What not to do: leave the protection thresholds alone
The tempting fix is to raise the overvoltage limit, or switch the grid code to a region with a higher ceiling, so the inverter stops tripping. Do not do this. The overvoltage protection is a required safety function, and its settings are fixed by the G98 or G99 grid code your connection was notified or approved under.
Changing them does not make the voltage safe. It lets your inverter keep pushing power into a network that is already at its legal limit, which is the exact condition the protection exists to prevent, and it puts your installation outside the settings your DNO agreement relies on. If a persistent overvoltage is real, the answer is to get the supply voltage brought back into range, not to widen the window in which your inverter ignores it. Setting the correct UK grid code in the first place is fair game, and a wrong grid code is a genuine cause of false trips; deliberately loosening a correct one is not.
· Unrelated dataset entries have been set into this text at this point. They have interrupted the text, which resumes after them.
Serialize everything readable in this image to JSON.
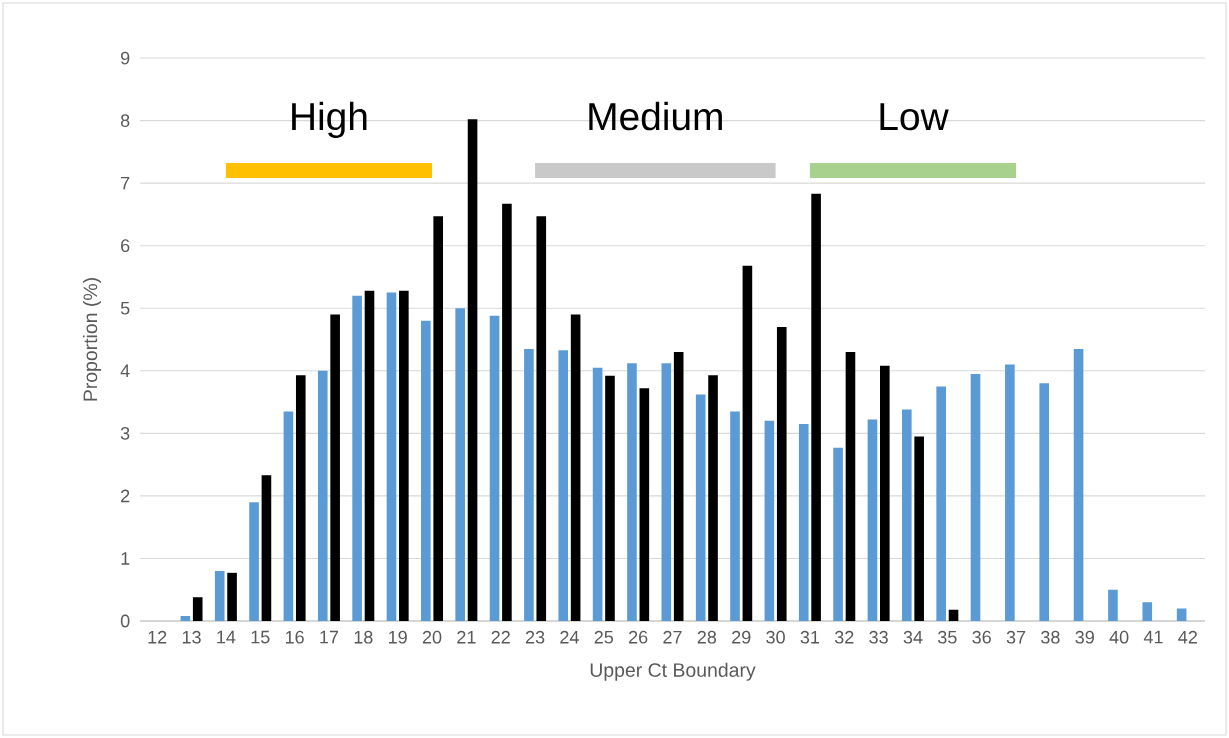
{
  "chart_data": {
    "type": "bar",
    "xlabel": "Upper Ct Boundary",
    "ylabel": "Proportion (%)",
    "categories": [
      "12",
      "13",
      "14",
      "15",
      "16",
      "17",
      "18",
      "19",
      "20",
      "21",
      "22",
      "23",
      "24",
      "25",
      "26",
      "27",
      "28",
      "29",
      "30",
      "31",
      "32",
      "33",
      "34",
      "35",
      "36",
      "37",
      "38",
      "39",
      "40",
      "41",
      "42"
    ],
    "series": [
      {
        "color": "#5b9bd5",
        "values": [
          0,
          0.08,
          0.8,
          1.9,
          3.35,
          4.0,
          5.2,
          5.25,
          4.8,
          5.0,
          4.88,
          4.35,
          4.33,
          4.05,
          4.12,
          4.12,
          3.62,
          3.35,
          3.2,
          3.15,
          2.77,
          3.22,
          3.38,
          3.75,
          3.95,
          4.1,
          3.8,
          4.35,
          0.5,
          0.3,
          0.2
        ]
      },
      {
        "color": "#000000",
        "values": [
          0,
          0.38,
          0.77,
          2.33,
          3.93,
          4.9,
          5.28,
          5.28,
          6.47,
          8.02,
          6.67,
          6.47,
          4.9,
          3.92,
          3.72,
          4.3,
          3.93,
          5.68,
          4.7,
          6.83,
          4.3,
          4.08,
          2.95,
          0.18,
          0,
          0,
          0,
          0,
          0,
          0,
          0
        ]
      },
      {
        "type": "line",
        "color": "#ffc000",
        "x": [
          "14",
          "20"
        ],
        "values": [
          7.2,
          7.2
        ]
      },
      {
        "type": "line",
        "color": "#c9c9c9",
        "x": [
          "23",
          "30"
        ],
        "values": [
          7.2,
          7.2
        ]
      },
      {
        "type": "line",
        "color": "#a9d18e",
        "x": [
          "31",
          "37"
        ],
        "values": [
          7.2,
          7.2
        ]
      }
    ],
    "ylim": [
      0,
      9
    ],
    "yticks": [
      0,
      1,
      2,
      3,
      4,
      5,
      6,
      7,
      8,
      9
    ],
    "grid": "y",
    "annotations": [
      "High",
      "Medium",
      "Low"
    ]
  }
}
Two things Solis does support are worth knowing. Many models offer an over-voltage response, sometimes labelled a volt-watt or P(U) curve in the grid-code settings, that gently reduces output as the voltage climbs so the inverter eases back before it reaches a hard trip. A competent installer enables it inside the grid code rather than by moving the trip point, so the installation stays compliant. Improving the AC side, a larger cable or a remade connection, removes voltage rise that is genuinely yours. Neither of those touches the trip thresholds.
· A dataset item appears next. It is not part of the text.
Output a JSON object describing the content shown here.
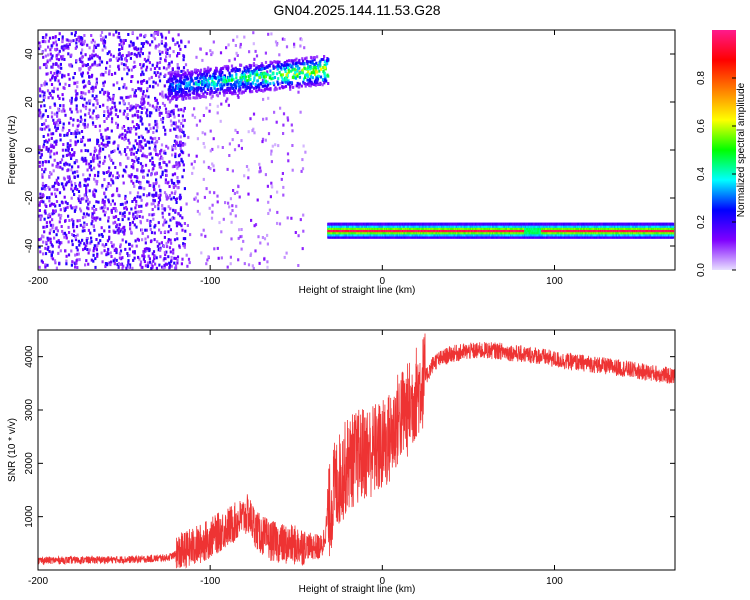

When to go back to your installer or DNO
Once your log shows a pattern, route it to the right party. Loose connections, cable sizing and grid-code configuration sit with your installer or a competent electrician. A supply that runs high, especially at rest, sits with your DNO as a voltage complaint under their statutory duty. Solis’s own guidance says plainly that where the measured voltage on site is high, the next step is to raise the high voltage with the utility.
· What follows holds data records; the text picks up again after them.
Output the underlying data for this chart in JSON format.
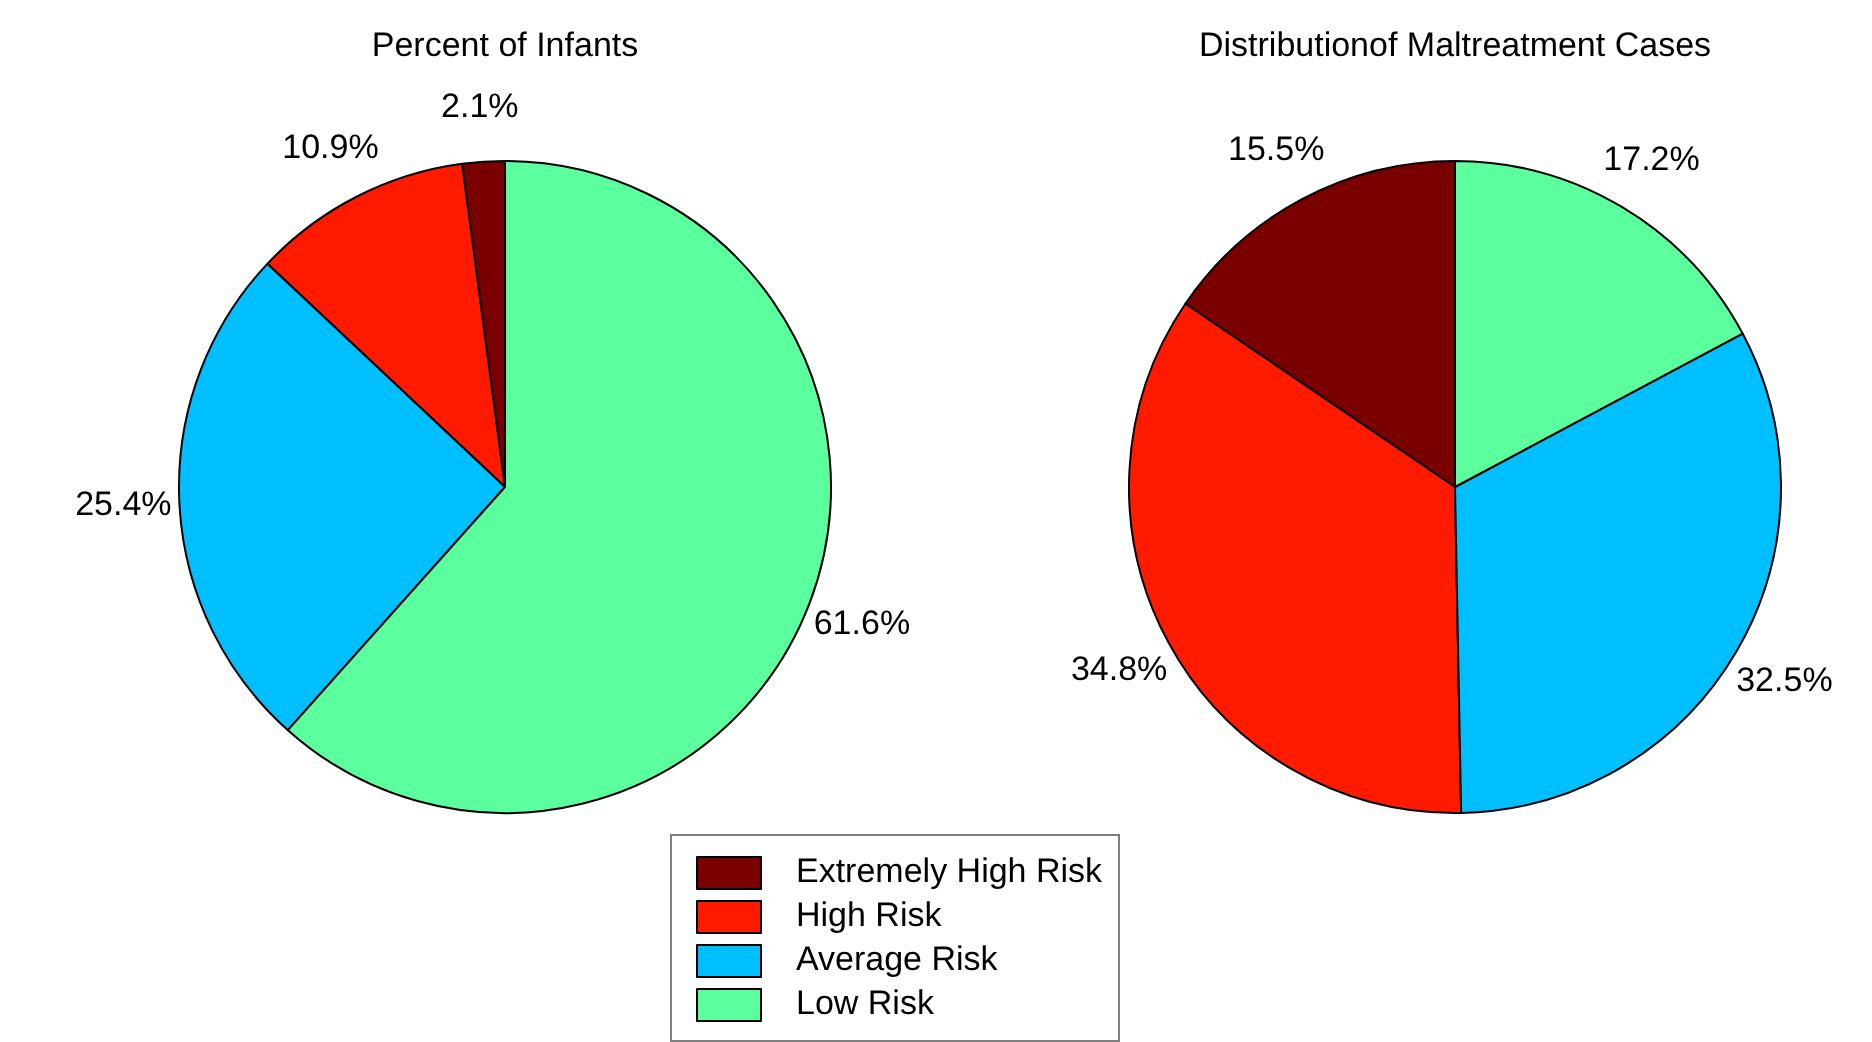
{
  "chart_data": [
    {
      "type": "pie",
      "title": "Percent of Infants",
      "categories": [
        "Extremely High Risk",
        "High Risk",
        "Average Risk",
        "Low Risk"
      ],
      "values": [
        2.1,
        10.9,
        25.4,
        61.6
      ],
      "value_labels": [
        "2.1%",
        "10.9%",
        "25.4%",
        "61.6%"
      ],
      "colors": [
        "#7a0000",
        "#ff1a00",
        "#00bfff",
        "#5cff9d"
      ],
      "legend": "bottom"
    },
    {
      "type": "pie",
      "title": "Distributionof Maltreatment Cases",
      "categories": [
        null,
        null,
        null,
        null
      ],
      "values": [
        15.5,
        34.8,
        32.5,
        17.2
      ],
      "value_labels": [
        "15.5%",
        "34.8%",
        "32.5%",
        "17.2%"
      ],
      "colors": [
        "#7a0000",
        "#ff1a00",
        "#00bfff",
        "#5cff9d"
      ]
    }
  ]
}
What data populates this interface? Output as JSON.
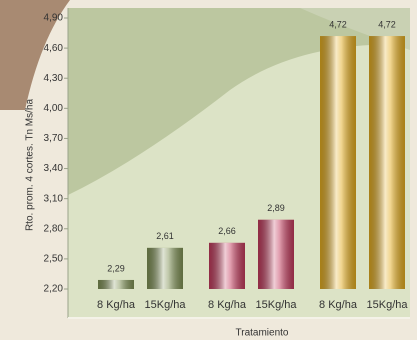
{
  "chart_data": {
    "type": "bar",
    "y_label": "Rto. prom. 4 cortes. Tn Ms/ha",
    "x_label": "Tratamiento",
    "categories": [
      "8 Kg/ha",
      "15Kg/ha",
      "8 Kg/ha",
      "15Kg/ha",
      "8 Kg/ha",
      "15Kg/ha"
    ],
    "values": [
      2.29,
      2.61,
      2.66,
      2.89,
      4.72,
      4.72
    ],
    "value_labels": [
      "2,29",
      "2,61",
      "2,66",
      "2,89",
      "4,72",
      "4,72"
    ],
    "colors": [
      "#7f9154",
      "#7f9154",
      "#c23a5c",
      "#c23a5c",
      "#e2ab1f",
      "#e2ab1f"
    ],
    "ylim": [
      2.2,
      4.9
    ],
    "yticks": [
      {
        "value": 2.2,
        "label": "2,20"
      },
      {
        "value": 2.5,
        "label": "2,50"
      },
      {
        "value": 2.8,
        "label": "2,80"
      },
      {
        "value": 3.1,
        "label": "3,10"
      },
      {
        "value": 3.4,
        "label": "3,40"
      },
      {
        "value": 3.7,
        "label": "3,70"
      },
      {
        "value": 4.0,
        "label": "4,00"
      },
      {
        "value": 4.3,
        "label": "4,30"
      },
      {
        "value": 4.6,
        "label": "4,60"
      },
      {
        "value": 4.9,
        "label": "4,90"
      }
    ],
    "grid": false
  }
}
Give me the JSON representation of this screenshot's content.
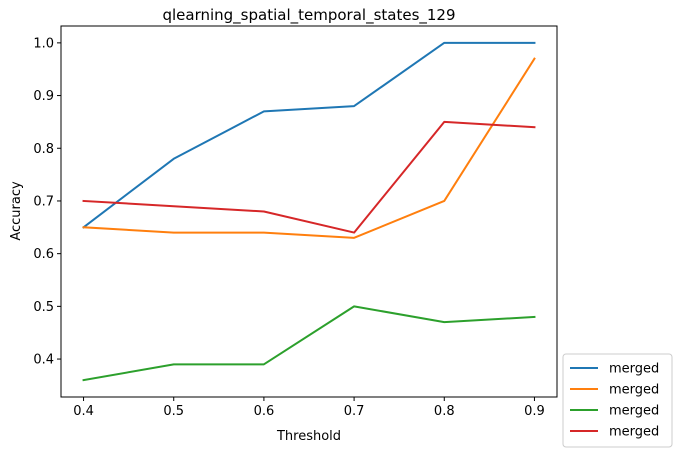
{
  "chart_data": {
    "type": "line",
    "title": "qlearning_spatial_temporal_states_129",
    "xlabel": "Threshold",
    "ylabel": "Accuracy",
    "x": [
      0.4,
      0.5,
      0.6,
      0.7,
      0.8,
      0.9
    ],
    "xlim": [
      0.375,
      0.925
    ],
    "ylim": [
      0.328,
      1.032
    ],
    "xticks": [
      "0.4",
      "0.5",
      "0.6",
      "0.7",
      "0.8",
      "0.9"
    ],
    "yticks": [
      "0.4",
      "0.5",
      "0.6",
      "0.7",
      "0.8",
      "0.9",
      "1.0"
    ],
    "grid": false,
    "legend_position": "outside-lower-right",
    "series": [
      {
        "name": "merged",
        "color": "#1f77b4",
        "values": [
          0.65,
          0.78,
          0.87,
          0.88,
          1.0,
          1.0
        ]
      },
      {
        "name": "merged",
        "color": "#ff7f0e",
        "values": [
          0.65,
          0.64,
          0.64,
          0.63,
          0.7,
          0.97
        ]
      },
      {
        "name": "merged",
        "color": "#2ca02c",
        "values": [
          0.36,
          0.39,
          0.39,
          0.5,
          0.47,
          0.48
        ]
      },
      {
        "name": "merged",
        "color": "#d62728",
        "values": [
          0.7,
          0.69,
          0.68,
          0.64,
          0.85,
          0.84
        ]
      }
    ]
  }
}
When I dealt with my own DNO on a grid-connection change, the admin replies often came the same day. A voltage complaint is a normal, well-worn request for them, though the investigation itself takes longer, because they usually fit a voltage logger on your supply for a week or so before they act. A clear multi-day log of your own, with dated voltage readings, is what gets it moving. When you contact them, say you are making a voltage complaint, point to the distributor’s duty under regulation 27 of the ESQCR to hold your supply within 216 V to 253 V, and send your voltage table. If the supply is out of limits they can adjust the local transformer tap or reinforce the feeder to bring it back into range.
If you find your DNO, the Energy Networks Association operator lookup maps your postcode to the right company and their fault and voltage-complaint contact.
Sources
- Solis, OV-G-V alarm (per-code definitions, causes, and advice to raise high on-site voltage with the utility).
- Solis, Solution for OV-G-V0X alarm (cable length and impedance, grid-code settings, over-voltage droop mode).
- Electricity Safety, Quality and Continuity Regulations 2002, regulation 27 (230 V declared voltage, plus 10 percent and minus 6 percent, and the distributor’s duty).
- Energy Networks Association, statutory voltage limits (the 216 V to 253 V band and the distributor’s duty).
- Engineering Recommendation G98 and G99, interface protection settings: the two-stage overvoltage defaults quoted above, about 262.2 V at one second and 273.7 V at half a second, plus the 10-minute average stage.
The next move
Note the exact code, then read the inverter’s grid voltage both when it trips and when it is quiet. If the supply is high at rest, log it over several days and take it to your DNO as a voltage complaint. If it only climbs under heavy export, have your installer check cable size and connections while you keep the same log. Whatever the pattern, leave the overvoltage protection settings as your grid code sets them, and fix the voltage instead of hiding the warning.